The centre is planning to infuse a sum of Rs.7577 crore into 6 weak PSU banks towards bolstering their capital base. This is part of the Indradhanush commitment of the government of India, wherein a total of Rs.70,000 crore has been pledged to be infused into Indian banks by March 2019. Bank of India, UCO Bank and IDBI Bank will be among the banks to receive this tranche of bank recapitalization. BOI and IDBI Bank will get the lion’s share of this tranche. This time around, the government has also laid down stringent conditions in terms of loss recovery and operational performance for these funds.
The government has modified the Model Concession Agreement (MCA) for PPP projects involved in port projects with a view to making the rules more user-friendly. The revised MCA will provide a 100% exit route to developers after completing 2 years from the projection operations date. This will put port projects at par with the highway projects in terms of exit route. The government also envisages a dispute resolution mechanism for the ports sector, exactly on the same lines as for the highways sector. The method of royalty calculation is also being tweaked to make it more meaningful for developers.
The board of Centrum Capital has approved plans to raise a massive Rs.18,000 crore through various sources of funding. While the amount of money may look quite large for a financial services company, Centrum is trying to position itself as a financial powerhouse. Over the last many years, Centrum has been trying hard to establish a presence in the financial services business but has not been too successful. Recently, the former CEO of Standard Chartered, Jaspal Bindra, had joined the board of Centrum and he is pushing this aggressive strategy to foray into financial services in a big way.

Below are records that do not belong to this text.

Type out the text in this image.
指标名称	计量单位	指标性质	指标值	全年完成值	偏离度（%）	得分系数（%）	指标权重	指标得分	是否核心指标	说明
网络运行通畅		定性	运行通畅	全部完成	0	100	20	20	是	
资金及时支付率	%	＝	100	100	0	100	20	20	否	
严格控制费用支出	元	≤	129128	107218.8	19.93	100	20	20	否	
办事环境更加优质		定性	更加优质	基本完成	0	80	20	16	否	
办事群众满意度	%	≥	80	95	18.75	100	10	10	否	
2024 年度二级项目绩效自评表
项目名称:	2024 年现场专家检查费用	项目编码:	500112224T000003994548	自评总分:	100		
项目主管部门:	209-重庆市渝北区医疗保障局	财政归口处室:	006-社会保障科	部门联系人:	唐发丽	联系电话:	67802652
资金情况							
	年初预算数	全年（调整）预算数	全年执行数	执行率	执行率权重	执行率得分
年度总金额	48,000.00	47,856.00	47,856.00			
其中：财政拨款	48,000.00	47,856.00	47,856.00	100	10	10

Crude oil touched the highest level since mid-2015 as US stockpiles have started dwindling rapidly. The WTI Crude was quoting above the $61/bbl mark while the Brent Crude was quoting above the $67/bbl mark on Wednesday. Oil has had a phenomenal run since November 2016 when the OPEC and Russia for the first time decided to cooperate in cutting oil supplies by 1.8 million barrels per day. With growth picking up across Europe and Japan, the demand for oil is likely to remain buoyant. The US tax cuts will only help this trend further. Experts are already expecting Brent above $70/bbl this year.
Most economists and analysts are now warning that India’s full year GDP growth for the fiscal 2017-18 could actually dip below the 7% mark. The economy had grown at 8% in the fiscal year 2016 and 7.1% in the fiscal year 2017. Economists are of the view that even assuming that growth does pick up in the last 2 quarters, the momentum will just not be sufficient to prop the GDP beyond the 7% mark. In fact, experts like Montek Singh Ahluwaliah have pegged the full year GDP growth for fiscal year 2017-18 at just about 6.2%, which will mean that India may grow full 60 basis points lower than China. The worry is that while the lag effect of demonetization has begun to fade, the downstream effect of GST will continue to haunt India’s growth story for this fiscal year.
A day after the fresh US visa curbs, the NASSCOM has alleged that these measures were entirely intended at India. Under the fresh regulations, Indian companies will have to give an undertaking that any US visa issued to their employees does not impact employment in the US in the next 5 years. This will be an uncomfortable commitment for the Indian companies. This will mean that such personnel cannot live in the US when their applications for green card or permanent residential status are pending. One of the big issues for Trump was that India was cornering 70% of the H1-B visas issued by the US.